Sorting

J

Jake

Hi,
I'm working on table design for a primary key that allows sorting a text
field. The field contains values such as 9.21, 9.21(a), 9.21(a)(ii),
9.21(a)(iii), 9.21(a)(iv) etc. I have converted these to integer aliases to
sort, but I was wondering if there is a better way?
Thanks,
Jake
 
J

Jake

Sorry, I wasn't clear; the field contains values such as 9.1001(a), 9.101(a)
which sort 9.1001 before 9.101.
Jake
 
D

Duane Hookom

I would either
-go back and split the single field into two or three
-create a function that takes the value and returns a sortable value
 
A

Allen Browne

Jake, that's really messy data, particularly with the alpha characters,
Roman numerals, brackets, et al.

The function below illustrates how to sort with numeric data of this kind.
If the field is named ID, you would end up with a query that ends:
ORDER BY PointSort([ID])

But in your case, you will need to use Replace to convert the opening
brackets to periods and to drop the closing brackets, convert the
alpha/roman to real numbers before you pass the string into the PointSort()
function. The function also assumes no points larger than 9999.

HTH.

Public Function PointSort(varInput As Variant, Optional strDelim As String =
".") As Variant
'Purpose: Sort on a field such as "5.11.2"
Dim strOut As String
Dim i As Integer
Dim varArray As Variant

PointSort = Null 'Initialize to null

If Not (IsError(varInput) Or strDelim = vbNullString) Then
If Not IsNull(varInput) Then
varArray = Split(varInput, strDelim)
For i = LBound(varArray) To UBound(varArray)
strOut = strOut & Format(varArray(i), "0000")
Next
If strOut <> vbNullString Then
PointSort = strOut
End If
End If
End If
End Function
 
J

Jake

Thanks very much Allen and Duane for your kind advice. I had considered
creating a field, a surrogate, for lack of a better term, that would convert
from a text field to an integer, substituting integers for the
sub-paragrahs. For example convert 9.1001(a)(i) to 9100111 etc. I believe
Allen's function accomplishes that. This field is a primary key in the main
table and a foreign key in most of the other tables in the database. I can
display the 9.1001(a)(i) to the user but use the surrogate to relate to
other tables and as master child for sub forms and reports. When the user
adds new records he/she would need to enter the surrogate key however. But
would this be inefficient? Would I be better to use the PointSort function
and not establish a surrogate?
thanks
Jake
Allen Browne said:
Jake, that's really messy data, particularly with the alpha characters,
Roman numerals, brackets, et al.

The function below illustrates how to sort with numeric data of this kind.
If the field is named ID, you would end up with a query that ends:
ORDER BY PointSort([ID])

But in your case, you will need to use Replace to convert the opening
brackets to periods and to drop the closing brackets, convert the
alpha/roman to real numbers before you pass the string into the
PointSort() function. The function also assumes no points larger than
9999.

HTH.

Public Function PointSort(varInput As Variant, Optional strDelim As String
= ".") As Variant
'Purpose: Sort on a field such as "5.11.2"
Dim strOut As String
Dim i As Integer
Dim varArray As Variant

PointSort = Null 'Initialize to null

If Not (IsError(varInput) Or strDelim = vbNullString) Then
If Not IsNull(varInput) Then
varArray = Split(varInput, strDelim)
For i = LBound(varArray) To UBound(varArray)
strOut = strOut & Format(varArray(i), "0000")
Next
If strOut <> vbNullString Then
PointSort = strOut
End If
End If
End If
End Function

--
Allen Browne - Microsoft MVP. Perth, Western Australia.
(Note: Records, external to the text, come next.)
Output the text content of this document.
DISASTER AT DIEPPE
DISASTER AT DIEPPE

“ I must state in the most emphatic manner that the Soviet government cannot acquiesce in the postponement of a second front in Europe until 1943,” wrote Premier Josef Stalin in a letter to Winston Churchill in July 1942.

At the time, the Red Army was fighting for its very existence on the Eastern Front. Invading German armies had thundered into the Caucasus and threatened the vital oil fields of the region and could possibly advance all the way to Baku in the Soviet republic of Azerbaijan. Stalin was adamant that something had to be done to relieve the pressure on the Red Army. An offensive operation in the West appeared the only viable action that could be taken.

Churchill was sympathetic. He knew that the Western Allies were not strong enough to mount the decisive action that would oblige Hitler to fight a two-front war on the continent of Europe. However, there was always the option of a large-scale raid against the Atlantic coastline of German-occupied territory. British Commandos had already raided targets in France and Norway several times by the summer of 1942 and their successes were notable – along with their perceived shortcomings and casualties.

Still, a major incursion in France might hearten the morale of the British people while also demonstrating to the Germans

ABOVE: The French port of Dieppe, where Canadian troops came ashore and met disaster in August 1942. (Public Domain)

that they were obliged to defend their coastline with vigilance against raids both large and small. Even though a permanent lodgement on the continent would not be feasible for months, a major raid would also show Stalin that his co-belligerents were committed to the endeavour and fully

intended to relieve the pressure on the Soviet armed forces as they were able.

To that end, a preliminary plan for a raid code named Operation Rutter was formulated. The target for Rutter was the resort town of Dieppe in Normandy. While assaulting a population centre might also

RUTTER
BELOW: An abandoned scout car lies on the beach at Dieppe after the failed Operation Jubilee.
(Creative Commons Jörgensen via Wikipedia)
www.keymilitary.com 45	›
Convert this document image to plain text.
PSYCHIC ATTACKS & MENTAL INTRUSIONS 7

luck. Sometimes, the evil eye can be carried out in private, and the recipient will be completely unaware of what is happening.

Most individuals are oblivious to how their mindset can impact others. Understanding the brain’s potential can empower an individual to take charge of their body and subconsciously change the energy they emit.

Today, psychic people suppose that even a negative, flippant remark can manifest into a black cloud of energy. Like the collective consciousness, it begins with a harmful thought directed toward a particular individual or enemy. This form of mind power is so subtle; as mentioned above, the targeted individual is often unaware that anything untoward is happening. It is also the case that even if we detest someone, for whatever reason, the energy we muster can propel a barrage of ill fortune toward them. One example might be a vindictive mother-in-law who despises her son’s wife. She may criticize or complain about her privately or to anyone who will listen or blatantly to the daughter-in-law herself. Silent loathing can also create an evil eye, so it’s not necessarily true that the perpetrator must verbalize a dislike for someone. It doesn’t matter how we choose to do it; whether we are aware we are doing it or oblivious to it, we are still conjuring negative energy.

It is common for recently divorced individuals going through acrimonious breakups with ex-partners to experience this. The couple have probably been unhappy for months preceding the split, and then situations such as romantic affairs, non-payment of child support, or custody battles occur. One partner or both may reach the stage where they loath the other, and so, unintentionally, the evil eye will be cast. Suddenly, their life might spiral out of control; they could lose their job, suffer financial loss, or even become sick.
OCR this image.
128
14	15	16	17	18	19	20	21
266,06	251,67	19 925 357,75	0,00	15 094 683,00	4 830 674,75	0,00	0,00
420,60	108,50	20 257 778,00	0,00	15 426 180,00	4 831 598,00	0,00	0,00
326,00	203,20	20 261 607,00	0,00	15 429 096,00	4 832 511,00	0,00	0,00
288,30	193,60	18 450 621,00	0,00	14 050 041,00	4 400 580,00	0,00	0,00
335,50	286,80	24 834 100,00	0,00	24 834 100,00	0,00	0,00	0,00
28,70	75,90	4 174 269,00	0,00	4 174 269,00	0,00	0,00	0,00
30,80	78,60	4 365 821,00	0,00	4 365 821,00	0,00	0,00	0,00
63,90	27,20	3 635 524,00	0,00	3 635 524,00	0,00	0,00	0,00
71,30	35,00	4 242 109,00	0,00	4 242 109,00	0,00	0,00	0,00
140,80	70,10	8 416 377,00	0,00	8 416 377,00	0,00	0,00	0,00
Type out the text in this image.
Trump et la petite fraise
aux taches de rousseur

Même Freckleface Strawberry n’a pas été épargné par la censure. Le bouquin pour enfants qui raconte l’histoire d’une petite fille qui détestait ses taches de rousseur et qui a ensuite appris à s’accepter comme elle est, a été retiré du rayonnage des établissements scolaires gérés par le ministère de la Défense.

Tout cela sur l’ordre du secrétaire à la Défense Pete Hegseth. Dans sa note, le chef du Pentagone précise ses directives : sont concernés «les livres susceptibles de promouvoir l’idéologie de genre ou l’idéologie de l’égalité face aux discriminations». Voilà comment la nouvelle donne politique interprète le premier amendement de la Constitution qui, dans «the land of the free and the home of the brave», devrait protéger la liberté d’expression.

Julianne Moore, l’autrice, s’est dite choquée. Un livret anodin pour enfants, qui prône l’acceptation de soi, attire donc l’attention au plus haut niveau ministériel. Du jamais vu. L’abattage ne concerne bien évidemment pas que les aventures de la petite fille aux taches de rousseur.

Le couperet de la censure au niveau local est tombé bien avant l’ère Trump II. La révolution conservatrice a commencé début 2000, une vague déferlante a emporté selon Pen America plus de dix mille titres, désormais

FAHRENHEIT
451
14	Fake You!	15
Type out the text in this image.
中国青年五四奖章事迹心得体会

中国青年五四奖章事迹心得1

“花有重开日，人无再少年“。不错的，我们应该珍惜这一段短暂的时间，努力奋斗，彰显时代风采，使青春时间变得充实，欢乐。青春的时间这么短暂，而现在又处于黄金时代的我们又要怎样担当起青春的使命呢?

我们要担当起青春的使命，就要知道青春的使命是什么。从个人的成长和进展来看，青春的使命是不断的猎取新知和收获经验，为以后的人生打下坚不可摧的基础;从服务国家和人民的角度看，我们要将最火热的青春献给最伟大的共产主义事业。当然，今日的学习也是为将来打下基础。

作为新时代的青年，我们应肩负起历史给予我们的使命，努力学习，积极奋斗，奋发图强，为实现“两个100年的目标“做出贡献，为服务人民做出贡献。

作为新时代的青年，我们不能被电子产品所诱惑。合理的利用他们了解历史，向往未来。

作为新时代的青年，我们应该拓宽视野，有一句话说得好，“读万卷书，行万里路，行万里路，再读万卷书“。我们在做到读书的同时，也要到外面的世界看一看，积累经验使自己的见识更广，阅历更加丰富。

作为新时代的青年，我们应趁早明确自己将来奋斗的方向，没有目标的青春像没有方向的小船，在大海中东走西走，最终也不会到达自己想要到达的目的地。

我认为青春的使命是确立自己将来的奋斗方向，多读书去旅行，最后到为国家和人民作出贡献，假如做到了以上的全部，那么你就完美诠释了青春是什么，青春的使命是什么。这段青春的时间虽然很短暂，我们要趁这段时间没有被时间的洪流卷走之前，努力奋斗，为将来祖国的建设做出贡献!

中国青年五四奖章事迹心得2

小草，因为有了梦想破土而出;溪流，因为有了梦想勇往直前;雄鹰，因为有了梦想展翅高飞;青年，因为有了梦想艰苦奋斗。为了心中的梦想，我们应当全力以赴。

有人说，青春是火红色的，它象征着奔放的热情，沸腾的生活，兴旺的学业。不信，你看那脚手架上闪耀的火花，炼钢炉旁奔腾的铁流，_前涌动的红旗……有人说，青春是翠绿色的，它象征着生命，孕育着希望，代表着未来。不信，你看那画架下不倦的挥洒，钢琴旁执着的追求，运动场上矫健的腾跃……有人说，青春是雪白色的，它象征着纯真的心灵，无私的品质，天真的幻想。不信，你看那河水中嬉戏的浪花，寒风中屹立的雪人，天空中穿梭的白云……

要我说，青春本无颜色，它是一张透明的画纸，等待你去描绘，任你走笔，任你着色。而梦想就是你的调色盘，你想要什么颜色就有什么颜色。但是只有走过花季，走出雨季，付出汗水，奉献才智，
Reply to group, rather than allenbrowne at mvps dot org.

Jake said:
Sorry, I wasn't clear; the field contains values such as 9.1001(a),
9.101(a) which sort 9.1001 before 9.101.
Jake
 
T

TC

Stuffin' google! I hit the posting limit & coulnd't reply.

I'd create an extra field that was normalized to allow proper sorting.
(I'm using "normalized" here to mean, translated into a standard form.)
Eg:

original extra
9.1001(a) 9001001a
9.101(a) 9000101a
etc.

You'd just need to keep that field updated, if & when you updated the
original field.

HTH,
TC
 
A

Allen Browne

You probably know that storing dependent data is a no-no, but if you have
lots of data (tens of thousands of records) and you are constantly
seeking/parsing/sorting on this field, it might be worth the trouble.

--
Allen Browne - Microsoft MVP. Perth, Western Australia.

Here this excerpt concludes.